The id parameter can be either an &str or a prefetched global_id.

Examples

use mica::{Engine, Value};

let mut engine = Engine::new();
engine.set("x", 1.0_f64);
let _: Value = engine
    .start("assertion.mi", "assert(x == 1)")?
    .trampoline()?;

pub fn get<T>(&self, id: impl OptionalGlobalName) -> Result<T, Error>where
    T: TryFromValue,

Returns the value of a global variable, or nil if it’s not set.

The id parameter can be either an &str or a prefetched global_id.

Examples

use mica::{Engine, Value};

let mut engine = Engine::new();
let _: Value = engine
    .start("assertion.mi", "x = 1")?
    .trampoline()?;
let x: f64 = engine.get("x")?;
assert_eq!(x, 1.0);

pub fn add_raw_function(
    &mut self,
    name: &str,
    parameter_count: impl Into<FunctionParameterCount>,
    f: FunctionKind
) -> Result<(), Error>

Declares a “raw” function in the global scope. Raw functions do not perform any type checks by default and accept a variable number of arguments.

You should generally prefer add_function instead of this.

Note that this cannot accept GlobalIds, because a name is required to create the function and global IDs have their name erased.

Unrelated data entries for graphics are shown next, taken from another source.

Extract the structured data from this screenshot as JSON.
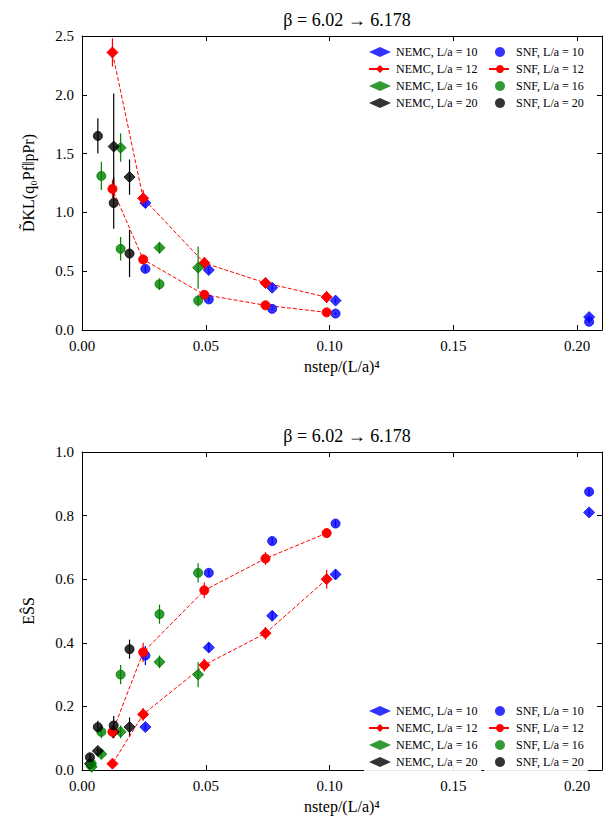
{
  "chart_data": [
    {
      "type": "scatter",
      "title": "β = 6.02 → 6.178",
      "x_label": "nstep/(L/a)⁴",
      "y_label": "D̃KL(q₀Pf‖pPr)",
      "xlim": [
        0,
        0.21
      ],
      "xticks": [
        {
          "value": 0,
          "label": "0.00"
        },
        {
          "value": 0.05,
          "label": "0.05"
        },
        {
          "value": 0.1,
          "label": "0.10"
        },
        {
          "value": 0.15,
          "label": "0.15"
        },
        {
          "value": 0.2,
          "label": "0.20"
        }
      ],
      "ylim": [
        0,
        2.5
      ],
      "yticks": [
        {
          "value": 0,
          "label": "0.0"
        },
        {
          "value": 0.5,
          "label": "0.5"
        },
        {
          "value": 1,
          "label": "1.0"
        },
        {
          "value": 1.5,
          "label": "1.5"
        },
        {
          "value": 2,
          "label": "2.0"
        },
        {
          "value": 2.5,
          "label": "2.5"
        }
      ],
      "grid": false,
      "legend": "upper right",
      "series": [
        {
          "name": "NEMC, L/a = 10",
          "color": "#0000ff",
          "marker": "diamond",
          "line_style": "none",
          "x": [
            0.2048,
            0.1024,
            0.0768,
            0.0512,
            0.0256
          ],
          "values": [
            0.11,
            0.25,
            0.36,
            0.51,
            1.08
          ],
          "errors": [
            0.02,
            0.02,
            0.02,
            0.03,
            0.04
          ]
        },
        {
          "name": "NEMC, L/a = 12",
          "color": "#ff0000",
          "marker": "diamond",
          "line_style": "dashed",
          "x": [
            0.0988,
            0.0741,
            0.0494,
            0.0247,
            0.0123
          ],
          "values": [
            0.28,
            0.4,
            0.57,
            1.12,
            2.36
          ],
          "errors": [
            0.05,
            0.04,
            0.05,
            0.07,
            0.12
          ]
        },
        {
          "name": "NEMC, L/a = 16",
          "color": "#008000",
          "marker": "diamond",
          "line_style": "none",
          "x": [
            0.0469,
            0.0313,
            0.0156
          ],
          "values": [
            0.53,
            0.7,
            1.55
          ],
          "errors": [
            0.18,
            0.05,
            0.12
          ]
        },
        {
          "name": "NEMC, L/a = 20",
          "color": "#000000",
          "marker": "diamond",
          "line_style": "none",
          "x": [
            0.0192,
            0.0128
          ],
          "values": [
            1.3,
            1.56
          ],
          "errors": [
            0.15,
            0.45
          ]
        },
        {
          "name": "SNF, L/a = 10",
          "color": "#0000ff",
          "marker": "circle",
          "line_style": "none",
          "x": [
            0.2048,
            0.1024,
            0.0768,
            0.0512,
            0.0256
          ],
          "values": [
            0.07,
            0.14,
            0.18,
            0.26,
            0.52
          ],
          "errors": [
            0.01,
            0.01,
            0.01,
            0.02,
            0.03
          ]
        },
        {
          "name": "SNF, L/a = 12",
          "color": "#ff0000",
          "marker": "circle",
          "line_style": "dashed",
          "x": [
            0.0988,
            0.0741,
            0.0494,
            0.0247,
            0.0123
          ],
          "values": [
            0.15,
            0.21,
            0.3,
            0.6,
            1.2
          ],
          "errors": [
            0.02,
            0.02,
            0.03,
            0.04,
            0.08
          ]
        },
        {
          "name": "SNF, L/a = 16",
          "color": "#008000",
          "marker": "circle",
          "line_style": "none",
          "x": [
            0.0469,
            0.0313,
            0.0156,
            0.0078
          ],
          "values": [
            0.25,
            0.39,
            0.69,
            1.31
          ],
          "errors": [
            0.05,
            0.05,
            0.1,
            0.12
          ]
        },
        {
          "name": "SNF, L/a = 20",
          "color": "#000000",
          "marker": "circle",
          "line_style": "none",
          "x": [
            0.0192,
            0.0128,
            0.0064
          ],
          "values": [
            0.65,
            1.08,
            1.65
          ],
          "errors": [
            0.2,
            0.22,
            0.15
          ]
        }
      ]
    },
    {
      "type": "scatter",
      "title": "β = 6.02 → 6.178",
      "x_label": "nstep/(L/a)⁴",
      "y_label": "EŜS",
      "xlim": [
        0,
        0.21
      ],
      "xticks": [
        {
          "value": 0,
          "label": "0.00"
        },
        {
          "value": 0.05,
          "label": "0.05"
        },
        {
          "value": 0.1,
          "label": "0.10"
        },
        {
          "value": 0.15,
          "label": "0.15"
        },
        {
          "value": 0.2,
          "label": "0.20"
        }
      ],
      "ylim": [
        0,
        1
      ],
      "yticks": [
        {
          "value": 0,
          "label": "0.0"
        },
        {
          "value": 0.2,
          "label": "0.2"
        },
        {
          "value": 0.4,
          "label": "0.4"
        },
        {
          "value": 0.6,
          "label": "0.6"
        },
        {
          "value": 0.8,
          "label": "0.8"
        },
        {
          "value": 1,
          "label": "1.0"
        }
      ],
      "grid": false,
      "legend": "lower right",
      "series": [
        {
          "name": "NEMC, L/a = 10",
          "color": "#0000ff",
          "marker": "diamond",
          "line_style": "none",
          "x": [
            0.2048,
            0.1024,
            0.0768,
            0.0512,
            0.0256
          ],
          "values": [
            0.81,
            0.615,
            0.485,
            0.385,
            0.135
          ],
          "errors": [
            0.01,
            0.015,
            0.015,
            0.015,
            0.01
          ]
        },
        {
          "name": "NEMC, L/a = 12",
          "color": "#ff0000",
          "marker": "diamond",
          "line_style": "dashed",
          "x": [
            0.0988,
            0.0741,
            0.0494,
            0.0247,
            0.0123
          ],
          "values": [
            0.6,
            0.43,
            0.33,
            0.175,
            0.02
          ],
          "errors": [
            0.03,
            0.02,
            0.02,
            0.02,
            0.01
          ]
        },
        {
          "name": "NEMC, L/a = 16",
          "color": "#008000",
          "marker": "diamond",
          "line_style": "none",
          "x": [
            0.0469,
            0.0313,
            0.0156,
            0.0078,
            0.0039
          ],
          "values": [
            0.3,
            0.34,
            0.12,
            0.05,
            0.01
          ],
          "errors": [
            0.04,
            0.02,
            0.02,
            0.01,
            0.005
          ]
        },
        {
          "name": "NEMC, L/a = 20",
          "color": "#000000",
          "marker": "diamond",
          "line_style": "none",
          "x": [
            0.0192,
            0.0128,
            0.0064,
            0.0032
          ],
          "values": [
            0.135,
            0.12,
            0.06,
            0.02
          ],
          "errors": [
            0.03,
            0.02,
            0.01,
            0.005
          ]
        },
        {
          "name": "SNF, L/a = 10",
          "color": "#0000ff",
          "marker": "circle",
          "line_style": "none",
          "x": [
            0.2048,
            0.1024,
            0.0768,
            0.0512,
            0.0256
          ],
          "values": [
            0.875,
            0.775,
            0.72,
            0.62,
            0.36
          ],
          "errors": [
            0.01,
            0.01,
            0.01,
            0.01,
            0.03
          ]
        },
        {
          "name": "SNF, L/a = 12",
          "color": "#ff0000",
          "marker": "circle",
          "line_style": "dashed",
          "x": [
            0.0988,
            0.0741,
            0.0494,
            0.0247,
            0.0123
          ],
          "values": [
            0.745,
            0.665,
            0.565,
            0.37,
            0.12
          ],
          "errors": [
            0.015,
            0.02,
            0.025,
            0.03,
            0.02
          ]
        },
        {
          "name": "SNF, L/a = 16",
          "color": "#008000",
          "marker": "circle",
          "line_style": "none",
          "x": [
            0.0469,
            0.0313,
            0.0156,
            0.0078,
            0.0039
          ],
          "values": [
            0.62,
            0.49,
            0.3,
            0.12,
            0.02
          ],
          "errors": [
            0.03,
            0.03,
            0.03,
            0.02,
            0.005
          ]
        },
        {
          "name": "SNF, L/a = 20",
          "color": "#000000",
          "marker": "circle",
          "line_style": "none",
          "x": [
            0.0192,
            0.0128,
            0.0064,
            0.0032
          ],
          "values": [
            0.38,
            0.14,
            0.135,
            0.04
          ],
          "errors": [
            0.03,
            0.03,
            0.02,
            0.01
          ]
        }
      ]
    }
  ]
}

parameter_count should reflect the parameter count of the function. Pass None if the function accepts a variable number of arguments. Note that because this function omits type checks you may receive a different amount of arguments than specified.

Examples

use mica::{Engine, Value};
use mica::ll::{bytecode::FunctionKind, value::RawValue};

let mut engine = Engine::new();
engine.add_raw_function(
    "a_raw_understanding",
    0,
    FunctionKind::Foreign(Box::new(|env, gc, arguments| {
        Ok(RawValue::from(1.0))
    })),
);
let _: Value = engine
    .start("assertion.mi", "assert(a_raw_understanding() == 1.0)")?
    .trampoline()?;

pub fn add_function<F, V>(&mut self, name: &str, f: F) -> Result<(), Error>where
    V: BareMaybeVarargs,
    F: ForeignFunction<V, ParameterCount = FunctionParameterCount>,

Declares a function in the global scope.

Examples

use mica::Engine;

let mut engine = Engine::new();
engine.add_function("add", |x: f64, y: f64| x + y);
let x: f64 = engine
    .start("example.mi", "add(1, 2)")?
    .trampoline()?;
assert_eq!(x, 3.0);

pub fn add_type<T>(&mut self, builder: TypeBuilder<T>) -> Result<(), Error>where
    T: UserData,

Declares a type in the global scope.

Examples

See TypeBuilder<T> for examples.

pub fn build_trait(&mut self, name: &str) -> Result<TraitBuilder<'_>, Error>

Starts building a new trait.

Examples

See TraitBuilder for examples.

Trait Implementations

impl Debug for Engine

fn fmt(&self, f: &mut Formatter<'_>) -> Result

Formats the value using the given formatter.

impl Default for Engine

fn default() -> Self

Returns the “default value” for a type.